Computer scientists at Rice University are working to democratize machine learning with some algorithmic advancements that can allow CPUs to perform better than GPUs in deep learning model training. The team built upon the open source sub-linear deep learning engine (SLIDE) that recasts model training as a problem that can be solved with sparse hash table based back-propagation, rather than matrix multiplication. In their research, they uncovered ways in which the current implementation of SLIDE is less than optimal, and have proposed modifications that exploit technological advances available to modern CPUs.
Optimized vs. native SLIDE (📷: S. Daghaghi et al.)
To take advantage of CPU memory caching, the team modified the SLIDE algorithm to store all data for a given batch in a contiguous vector, rather than using a number of different vectors, which prevents many unnecessary cache misses.
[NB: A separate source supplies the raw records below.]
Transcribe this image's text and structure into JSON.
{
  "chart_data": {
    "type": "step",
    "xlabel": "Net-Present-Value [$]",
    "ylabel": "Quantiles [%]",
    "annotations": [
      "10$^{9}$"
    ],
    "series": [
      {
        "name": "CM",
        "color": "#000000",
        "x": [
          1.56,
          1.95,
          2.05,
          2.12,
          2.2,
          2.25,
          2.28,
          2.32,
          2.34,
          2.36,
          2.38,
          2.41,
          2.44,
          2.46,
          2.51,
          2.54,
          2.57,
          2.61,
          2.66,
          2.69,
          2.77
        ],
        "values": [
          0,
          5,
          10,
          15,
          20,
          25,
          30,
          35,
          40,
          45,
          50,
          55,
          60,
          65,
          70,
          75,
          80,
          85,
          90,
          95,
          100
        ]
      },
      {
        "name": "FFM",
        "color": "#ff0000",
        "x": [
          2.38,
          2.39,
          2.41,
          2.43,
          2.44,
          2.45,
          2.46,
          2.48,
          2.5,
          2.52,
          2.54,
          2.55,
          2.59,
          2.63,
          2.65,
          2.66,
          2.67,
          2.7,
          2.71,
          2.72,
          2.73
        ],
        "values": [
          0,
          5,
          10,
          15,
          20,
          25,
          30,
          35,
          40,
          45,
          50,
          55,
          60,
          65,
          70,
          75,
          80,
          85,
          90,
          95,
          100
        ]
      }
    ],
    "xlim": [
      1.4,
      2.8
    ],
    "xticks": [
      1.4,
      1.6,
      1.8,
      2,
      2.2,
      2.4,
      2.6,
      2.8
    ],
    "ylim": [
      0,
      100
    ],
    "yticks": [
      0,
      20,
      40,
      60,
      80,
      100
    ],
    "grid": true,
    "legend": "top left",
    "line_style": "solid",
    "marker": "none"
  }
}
Another clever trick the team employed makes use of the ever-widening size of CPU registers. In particular, they are exploiting 512 bit registers by loading multiple 32 bit data points into a single register, then performing a single operation, such as an add, on all data points simultaneously.
These enhancements to SLIDE have resulted in deep learning algorithms, with hundreds of millions of parameters, that train a very impressive fifteen times faster on CPUs than they do on GPUs. Reducing the cost of entry for large-scale machine learning training has the potential to increase innovation on many fronts — it will be interesting to watch this, and other algorithmic enhancements, in the years to come.